Биосорбция для извлечения благородных металлов из промышленных растворов

Сорбция ионов  других металлов (Cd²⁺,Cu²⁺,Zn²⁺,Co²⁺) происходит посредством ионного обмена, в результате чего Ca²⁺ и Mg²⁺ выходят из клетки в раствор. Аккумуляцию металлов микромицетами можно рассматривать как защитный механизм клеток от токсичного воздействия тяжелых металлов. Установлено, что клетки, концентрирующие металлы, составляют лишь небольшую часть популяции и погибают, устраняя нежелательное воздействие токсикантов. Другая ее часть с поддержанием роста и развития популяции  ценой гибели отдельных ее индивидуальностей. В качестве одного из основных протекторных механизмов мицелия к воздействию токсичных металлов является выделение большого количества внеклеточных полимеров, имеющих полисахаридную основу. Экзометаболиты способны к значительному связыванию металлов, устраняя их токсическое воздействие на клетки. Таким образом, изучение биосорбции металлов грибами имеет как фундаментальное (иммобилизация и миграция металлов в экосистемах), так и прикладное значение. [5]

 

 

3. Биосорбция ионного золота микроскопическими грибами

Изучение закономерностей взаимодействия микроорганизмов с металлами важно как для понимания процессов миграции металлов в окружающей среде, так и в связи с разработкой биотехнологических методов очистки сточных вод и извлечения ценных элементов из промышленных растворов.

Достаточно  хорошо изучена способность некоторых  микроорганизмов накапливать некоторые  металлы в клетках за счет специфических  систем транспорта. Однако способность  клеток микроорганизмов к взаимодействию с металлами за счет сорбционных процессов длгое время не находила должного внимания.
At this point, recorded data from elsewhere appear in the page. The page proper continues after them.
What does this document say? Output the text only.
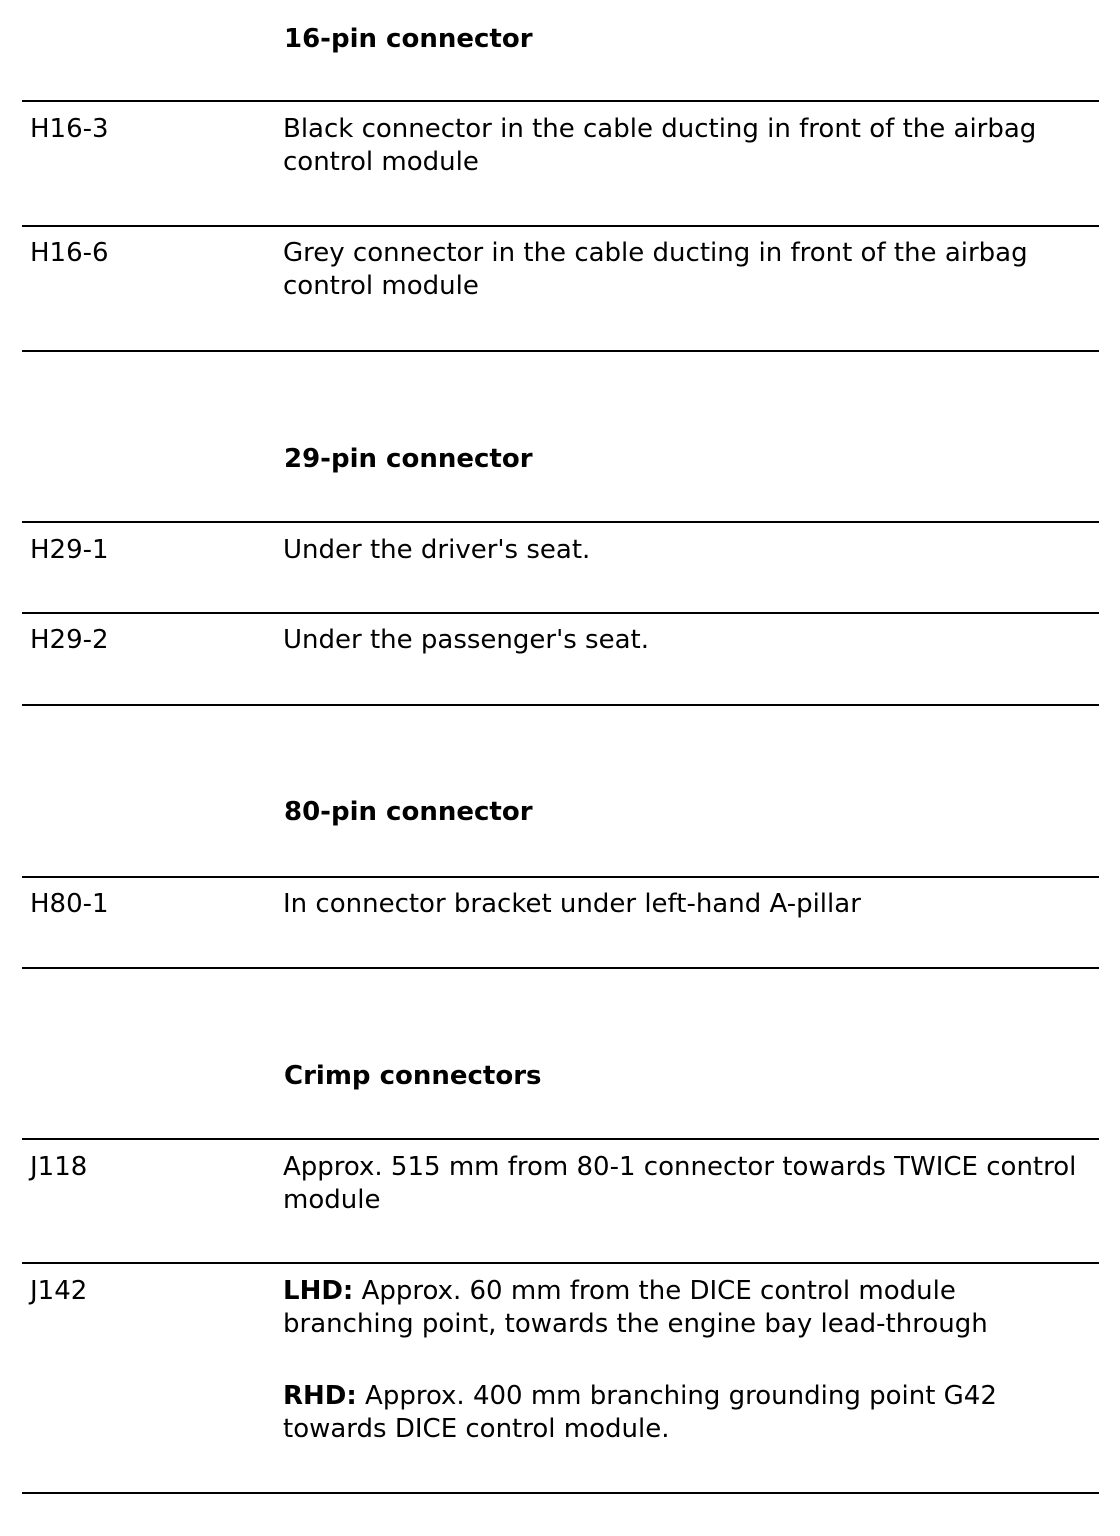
16-pin connector
H16-3	Black connector in the cable ducting in front of the airbag control module
H16-6	Grey connector in the cable ducting in front of the airbag control module
29-pin connector
H29-1	Under the driver's seat.
H29-2	Under the passenger's seat.
80-pin connector
H80-1	In connector bracket under left-hand A-pillar
Crimp connectors
J118	Approx. 515 mm from 80-1 connector towards TWICE control module
J142	LHD: Approx. 60 mm from the DICE control module branching point, towards the engine bay lead-through

RHD: Approx. 400 mm branching grounding point G42 towards DICE control module.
Такие исследования начали активно проводиться с 80 гг. в связи с поиском альтернативных технологий очистки сточных вод от токсичных металлов и радионуклеотидов. Среди микроорганизмов успешно сорбирующих тяжелые металлы в последнее время активнее всего изучаются микроскопические грибы. Микромицеты проявляют стабильно высокую сорбционную активность к большинству тяжелых металлов, что делает возможным создание  перспективных биосорбентов.

Основное количество работ посвящено исследованию взаимодействия бактерий и водорослей с ионным золотом.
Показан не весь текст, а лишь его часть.